İsveç’te Sahtecilik Sebebiyle Vatandaşlık İptali Geliyor

İsveç hükümeti, sahtecilik yoluyla vatandaşlık kazanmış veya ülkeye tehdit oluşturan kişilerin vatandaşlıklarını ve İsveç pasaportlarını iptal edebilmek amacıyla anayasa değişikliği için hazırlık yapmaktadır. Bu değişiklik, özellikle şiddet ve güvenlik açısından risk taşıyan bireylerin elini kolunu bağlayarak, halkın güvenliğini sağlamayı amaçlamaktadır.
Adalet Bakanı Gunnar Strommer, bu girişimin iç güvenliğin artırılması ve aşırı görüşlere sahip ya da yabancı devletler için çalışan bireylerin sistem dışına itileceği anlamına geldiğini belirtti.
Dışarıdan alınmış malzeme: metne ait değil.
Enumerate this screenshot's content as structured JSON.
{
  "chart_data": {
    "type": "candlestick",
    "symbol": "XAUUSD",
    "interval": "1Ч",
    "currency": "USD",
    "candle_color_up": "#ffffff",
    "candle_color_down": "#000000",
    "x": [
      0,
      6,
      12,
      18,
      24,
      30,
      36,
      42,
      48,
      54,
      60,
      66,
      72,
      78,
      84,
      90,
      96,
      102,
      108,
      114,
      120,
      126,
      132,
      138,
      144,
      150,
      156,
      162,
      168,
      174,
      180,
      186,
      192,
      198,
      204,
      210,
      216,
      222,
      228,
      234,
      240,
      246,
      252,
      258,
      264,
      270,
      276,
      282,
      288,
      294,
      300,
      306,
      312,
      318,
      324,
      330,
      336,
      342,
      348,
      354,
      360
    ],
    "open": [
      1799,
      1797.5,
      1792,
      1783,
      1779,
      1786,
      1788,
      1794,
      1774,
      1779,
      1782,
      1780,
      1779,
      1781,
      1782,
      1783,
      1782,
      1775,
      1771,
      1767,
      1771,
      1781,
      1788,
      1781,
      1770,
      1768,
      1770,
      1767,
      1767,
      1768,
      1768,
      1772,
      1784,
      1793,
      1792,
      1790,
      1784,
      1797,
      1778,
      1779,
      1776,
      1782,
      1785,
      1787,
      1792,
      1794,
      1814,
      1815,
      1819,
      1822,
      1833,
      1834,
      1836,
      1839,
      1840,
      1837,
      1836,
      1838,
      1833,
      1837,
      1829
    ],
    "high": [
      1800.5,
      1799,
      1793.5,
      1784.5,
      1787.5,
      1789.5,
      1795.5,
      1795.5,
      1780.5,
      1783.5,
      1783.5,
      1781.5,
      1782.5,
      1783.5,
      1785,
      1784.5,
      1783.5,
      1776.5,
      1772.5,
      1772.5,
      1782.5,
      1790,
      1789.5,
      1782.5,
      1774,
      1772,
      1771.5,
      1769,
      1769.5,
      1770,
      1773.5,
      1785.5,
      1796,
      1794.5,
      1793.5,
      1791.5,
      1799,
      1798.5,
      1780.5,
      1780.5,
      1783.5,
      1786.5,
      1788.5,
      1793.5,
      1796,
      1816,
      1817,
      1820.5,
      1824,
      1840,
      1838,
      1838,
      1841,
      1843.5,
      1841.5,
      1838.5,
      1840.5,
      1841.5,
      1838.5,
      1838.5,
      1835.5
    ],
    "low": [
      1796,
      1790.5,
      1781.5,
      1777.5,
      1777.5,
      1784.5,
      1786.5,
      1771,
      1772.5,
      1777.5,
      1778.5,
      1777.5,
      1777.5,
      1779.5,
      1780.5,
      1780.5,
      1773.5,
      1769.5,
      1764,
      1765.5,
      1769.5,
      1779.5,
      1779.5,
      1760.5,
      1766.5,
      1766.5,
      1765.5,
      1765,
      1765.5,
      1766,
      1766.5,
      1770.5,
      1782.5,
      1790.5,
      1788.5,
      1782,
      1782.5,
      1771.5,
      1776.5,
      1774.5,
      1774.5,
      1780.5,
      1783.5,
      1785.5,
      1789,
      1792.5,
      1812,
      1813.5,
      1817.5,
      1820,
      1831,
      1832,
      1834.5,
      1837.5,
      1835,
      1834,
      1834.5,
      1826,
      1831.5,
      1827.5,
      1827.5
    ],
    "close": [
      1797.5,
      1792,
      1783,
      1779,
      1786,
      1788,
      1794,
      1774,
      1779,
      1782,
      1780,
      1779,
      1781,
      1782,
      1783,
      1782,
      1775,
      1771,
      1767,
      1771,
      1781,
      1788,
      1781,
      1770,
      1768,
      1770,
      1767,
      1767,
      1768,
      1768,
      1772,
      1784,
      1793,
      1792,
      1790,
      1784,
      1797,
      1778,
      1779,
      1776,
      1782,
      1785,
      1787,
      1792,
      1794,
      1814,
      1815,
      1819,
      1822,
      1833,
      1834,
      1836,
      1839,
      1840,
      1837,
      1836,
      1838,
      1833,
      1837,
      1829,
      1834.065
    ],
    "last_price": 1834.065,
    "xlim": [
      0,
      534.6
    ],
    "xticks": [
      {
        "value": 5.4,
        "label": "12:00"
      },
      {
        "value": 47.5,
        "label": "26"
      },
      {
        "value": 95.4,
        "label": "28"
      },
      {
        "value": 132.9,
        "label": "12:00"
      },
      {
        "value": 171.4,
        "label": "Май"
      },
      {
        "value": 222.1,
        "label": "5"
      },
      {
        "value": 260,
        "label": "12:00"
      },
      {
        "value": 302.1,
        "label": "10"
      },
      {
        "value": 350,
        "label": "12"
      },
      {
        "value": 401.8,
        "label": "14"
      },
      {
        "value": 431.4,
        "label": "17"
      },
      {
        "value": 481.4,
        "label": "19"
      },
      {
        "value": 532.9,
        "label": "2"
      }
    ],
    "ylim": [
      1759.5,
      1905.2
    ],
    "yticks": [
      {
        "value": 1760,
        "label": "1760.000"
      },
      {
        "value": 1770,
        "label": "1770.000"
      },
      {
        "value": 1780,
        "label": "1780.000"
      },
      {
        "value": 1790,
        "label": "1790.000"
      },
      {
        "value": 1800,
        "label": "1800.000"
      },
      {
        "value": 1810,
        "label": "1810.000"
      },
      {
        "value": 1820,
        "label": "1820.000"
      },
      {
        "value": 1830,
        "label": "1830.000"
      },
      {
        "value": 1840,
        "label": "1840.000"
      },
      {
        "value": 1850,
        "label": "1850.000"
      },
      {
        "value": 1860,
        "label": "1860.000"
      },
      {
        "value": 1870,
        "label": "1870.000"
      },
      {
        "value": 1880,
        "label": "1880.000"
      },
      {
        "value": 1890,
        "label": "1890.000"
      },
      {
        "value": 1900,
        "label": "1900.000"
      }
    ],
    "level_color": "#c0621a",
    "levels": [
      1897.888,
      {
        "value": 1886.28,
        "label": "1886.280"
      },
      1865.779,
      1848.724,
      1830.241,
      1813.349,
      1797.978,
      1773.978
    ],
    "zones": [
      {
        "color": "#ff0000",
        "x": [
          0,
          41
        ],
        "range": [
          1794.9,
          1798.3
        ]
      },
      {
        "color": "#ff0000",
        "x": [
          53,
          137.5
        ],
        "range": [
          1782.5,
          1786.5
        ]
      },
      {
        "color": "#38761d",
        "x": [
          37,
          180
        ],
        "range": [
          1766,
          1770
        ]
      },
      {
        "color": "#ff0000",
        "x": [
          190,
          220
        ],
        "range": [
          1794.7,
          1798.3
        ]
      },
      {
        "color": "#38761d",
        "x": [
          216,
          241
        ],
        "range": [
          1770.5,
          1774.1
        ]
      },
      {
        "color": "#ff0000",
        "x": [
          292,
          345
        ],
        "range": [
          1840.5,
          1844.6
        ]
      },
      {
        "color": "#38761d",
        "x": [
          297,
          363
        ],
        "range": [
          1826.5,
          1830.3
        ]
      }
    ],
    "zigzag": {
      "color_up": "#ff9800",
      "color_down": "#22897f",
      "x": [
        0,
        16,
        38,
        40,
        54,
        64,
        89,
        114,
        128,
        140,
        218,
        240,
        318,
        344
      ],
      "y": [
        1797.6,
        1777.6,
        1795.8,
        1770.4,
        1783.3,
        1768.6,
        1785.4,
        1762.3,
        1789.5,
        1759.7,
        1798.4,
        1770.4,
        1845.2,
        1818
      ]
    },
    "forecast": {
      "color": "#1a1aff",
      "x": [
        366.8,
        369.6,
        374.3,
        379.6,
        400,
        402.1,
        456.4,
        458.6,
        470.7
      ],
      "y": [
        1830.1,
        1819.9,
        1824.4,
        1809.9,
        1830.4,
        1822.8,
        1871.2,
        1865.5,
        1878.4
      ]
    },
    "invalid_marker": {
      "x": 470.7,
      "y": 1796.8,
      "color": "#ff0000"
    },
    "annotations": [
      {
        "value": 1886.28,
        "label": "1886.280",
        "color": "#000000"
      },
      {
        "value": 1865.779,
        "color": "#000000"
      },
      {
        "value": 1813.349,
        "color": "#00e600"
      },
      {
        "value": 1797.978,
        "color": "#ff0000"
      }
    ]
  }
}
Yapılacak yasal düzenleme ile sahte ya da yanıltıcı bilgilerle, rüşvet ya da tehdit yoluyla İsveç vatandaşlığı elde edenler ile casusluk, vatana ihanet gibi ciddi suçlardan mahkum olan kişilerin vatandaşlıkları iptal edilecek.
VAAT GERÇEK OLUYOR
Bu anayasa değişikliği önerisi, 2022 yılındaki seçimlerde İsveç Demokratları tarafından desteklenen sağcı azınlık hükümetinin verdiği göçmenlik ve çete suçlarıyla mücadele vaatleri arasında yer almaktadır. Öneri, halk arasında güvenlik konusunun tartışılmasına yol açarken, hükümetin bu konudaki iradesini de gözler önüne sermektedir.
2024 yılı itibarıyla İsveç, tarihindeki en düşük sığınmacı sayısına oturma izni verdikten sonra bu yeni yasa tasarısının parlamentoda bir kez onaylanması gerekecektir. Genel seçimler sonrasında ise tasarının yeniden oylanması planlanmaktadır. Hükümetin sağcı kanadı, çete suçlarına karışan çifte vatandaşların da vatandaşlıklarının iptal edilmesini talep etmiştir, fakat bu öneri nihai tasarıya dahil edilmemiştir.
NUFUSUN YÜZDE 20’Sİ DIŞARIDAN
İsveç’in yaklaşık 10,5 milyonluk nüfusunun yüzde 20’sinin yurt dışında doğmuş bireylerden oluştuğu göz önüne alındığında, bu gelişmeler toplumda geniş yankılar uyandırabilir. Ayrıca, hükümetin göçmenlerin vatandaşlık başvurusu yapabilmesi için gerekli bekleme süresini beş yıldan sekiz yıla çıkarma önerisi de söz konusudur. Bu öneri, göçmenlerin entegrasyon sürecini daha uzun bir süreye yayarak dikkatli bir değerlendirme yapılmasını sağlamayı amaçlıyor.
Bununla birlikte, yasa tasarısını hazırlayan komite, anayasal değişiklik önerileri arasında kürtaj hakkının anayasa ile güvence altına alınmasını da tavsiye etmiştir. Bu öneri, insan hakları koruma çabalarının yanı sıra, İsveç’in uluslararası standartlara uyumunu güçlendirmek açısından önemli bir adım olarak değerlendirilmektedir. Bu durum, hem sağlık hem de kadın hakları açısından İsveç’in sahip olduğu sosyal modelin devamını sağlamaya yönelik bir girişimdir.